Despite the condition being medically recognized for the last 20 years, it’s still somewhat of a mystery to the medical community.
Cannabinoid Hyperemesis is a symptom of using marijuana daily for a year or more. Symptoms include sharp abdominal pain and non-stop vomiting that can last days, weeks, or even months. Northeast Ohio emergency department doctors said they are seeing cases in their emergency rooms every day.
Researchers believe that ingesting marijuana daily has profound impacts on skin receptors, including a part of the brain that manages body temperature and control of the digestive system.
Symptoms come on gradually with feelings of nausea, sharp, severe abdominal pain, and then repeated vomiting.
Dr. David Streem with the Alcohol And Drug Recovery Center at Cleveland Clinic’s Lutheran Hospital said the condition is rather difficult to treat and can take a while for symptoms to alleviate. It impacts people mostly between the ages of 15 and 35.

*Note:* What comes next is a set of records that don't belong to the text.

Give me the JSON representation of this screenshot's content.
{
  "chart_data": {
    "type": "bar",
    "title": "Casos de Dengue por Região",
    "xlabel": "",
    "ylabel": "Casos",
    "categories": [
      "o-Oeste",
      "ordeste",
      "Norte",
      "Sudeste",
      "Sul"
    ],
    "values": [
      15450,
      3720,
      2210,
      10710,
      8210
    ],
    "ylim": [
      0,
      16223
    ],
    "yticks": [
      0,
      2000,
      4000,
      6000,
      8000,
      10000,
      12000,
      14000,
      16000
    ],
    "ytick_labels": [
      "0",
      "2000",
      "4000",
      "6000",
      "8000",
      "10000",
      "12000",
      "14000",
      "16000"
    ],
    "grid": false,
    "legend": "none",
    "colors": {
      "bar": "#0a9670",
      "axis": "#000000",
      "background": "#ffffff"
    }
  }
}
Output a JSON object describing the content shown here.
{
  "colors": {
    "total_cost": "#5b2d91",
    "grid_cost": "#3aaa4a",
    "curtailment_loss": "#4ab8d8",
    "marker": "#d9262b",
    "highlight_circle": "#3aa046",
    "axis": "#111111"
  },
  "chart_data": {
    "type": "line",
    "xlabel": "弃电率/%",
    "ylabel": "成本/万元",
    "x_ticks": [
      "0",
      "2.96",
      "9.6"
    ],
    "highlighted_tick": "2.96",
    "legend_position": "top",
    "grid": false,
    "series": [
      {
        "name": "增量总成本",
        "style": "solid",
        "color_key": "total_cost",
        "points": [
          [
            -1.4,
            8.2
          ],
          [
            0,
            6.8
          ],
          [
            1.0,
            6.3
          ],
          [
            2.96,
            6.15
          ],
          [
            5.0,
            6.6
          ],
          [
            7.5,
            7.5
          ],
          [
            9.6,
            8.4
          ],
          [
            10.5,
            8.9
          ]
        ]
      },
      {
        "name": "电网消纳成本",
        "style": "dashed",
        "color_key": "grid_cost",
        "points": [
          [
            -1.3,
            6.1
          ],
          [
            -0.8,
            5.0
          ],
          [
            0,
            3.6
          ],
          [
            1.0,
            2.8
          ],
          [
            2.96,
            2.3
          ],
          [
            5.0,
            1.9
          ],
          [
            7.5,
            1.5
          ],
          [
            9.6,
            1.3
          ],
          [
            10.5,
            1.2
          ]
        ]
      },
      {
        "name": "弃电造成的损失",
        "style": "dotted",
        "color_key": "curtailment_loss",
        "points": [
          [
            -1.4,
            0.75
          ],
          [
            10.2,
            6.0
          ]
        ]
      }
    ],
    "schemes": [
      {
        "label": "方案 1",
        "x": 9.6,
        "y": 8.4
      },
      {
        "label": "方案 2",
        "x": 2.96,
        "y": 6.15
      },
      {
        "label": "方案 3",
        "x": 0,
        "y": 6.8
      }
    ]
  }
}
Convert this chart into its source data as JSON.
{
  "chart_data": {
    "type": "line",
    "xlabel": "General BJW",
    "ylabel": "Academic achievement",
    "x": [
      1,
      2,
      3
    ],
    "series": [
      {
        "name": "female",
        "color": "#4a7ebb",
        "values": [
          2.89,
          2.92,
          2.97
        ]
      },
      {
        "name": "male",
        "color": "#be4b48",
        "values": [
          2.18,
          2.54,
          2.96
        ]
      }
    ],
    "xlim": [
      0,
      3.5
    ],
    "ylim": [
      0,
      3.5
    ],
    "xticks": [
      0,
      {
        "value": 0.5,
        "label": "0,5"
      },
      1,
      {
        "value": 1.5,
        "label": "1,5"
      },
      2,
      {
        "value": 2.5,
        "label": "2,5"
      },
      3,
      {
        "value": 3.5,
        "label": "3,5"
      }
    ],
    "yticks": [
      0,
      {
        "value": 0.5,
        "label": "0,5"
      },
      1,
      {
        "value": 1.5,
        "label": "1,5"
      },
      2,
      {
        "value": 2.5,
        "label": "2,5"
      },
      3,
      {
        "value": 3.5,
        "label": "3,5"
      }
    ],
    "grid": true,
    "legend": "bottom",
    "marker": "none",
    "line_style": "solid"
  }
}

“There is a cyclic vomiting episode where they start vomiting, they cannot stop, it lasts hours to days, maybe even weeks,” said Streem. “Then it stops and it might go away for a day or a week or a little longer. Then without warning, it starts up again. Most of the most powerful anti-nausea medicines known to modern medicine, things that we use for chemotherapy every day to stop chemotherapy associated vomiting, postoperative vomiting. Generally, those don't work in Cannabis Hyperemesis Syndrome.”
Doctors recommend to stop ingesting marijuana immediately if diagnosed. Other solutions doctors recommend to alleviate cyclic vomiting, specifically for this condition, are to take hot showers and use hot pepper cream on the stomach area. Adding heat to the body is part of the theory that the condition impacts the part of the brain that controls body temperature.
Streem said he has seen an increase in people seeking sobriety and recovery treatment, specifically for excessive marijuana use in Northeast Ohio. He said it’s easier for people to get high and hide because of vapes and gummies.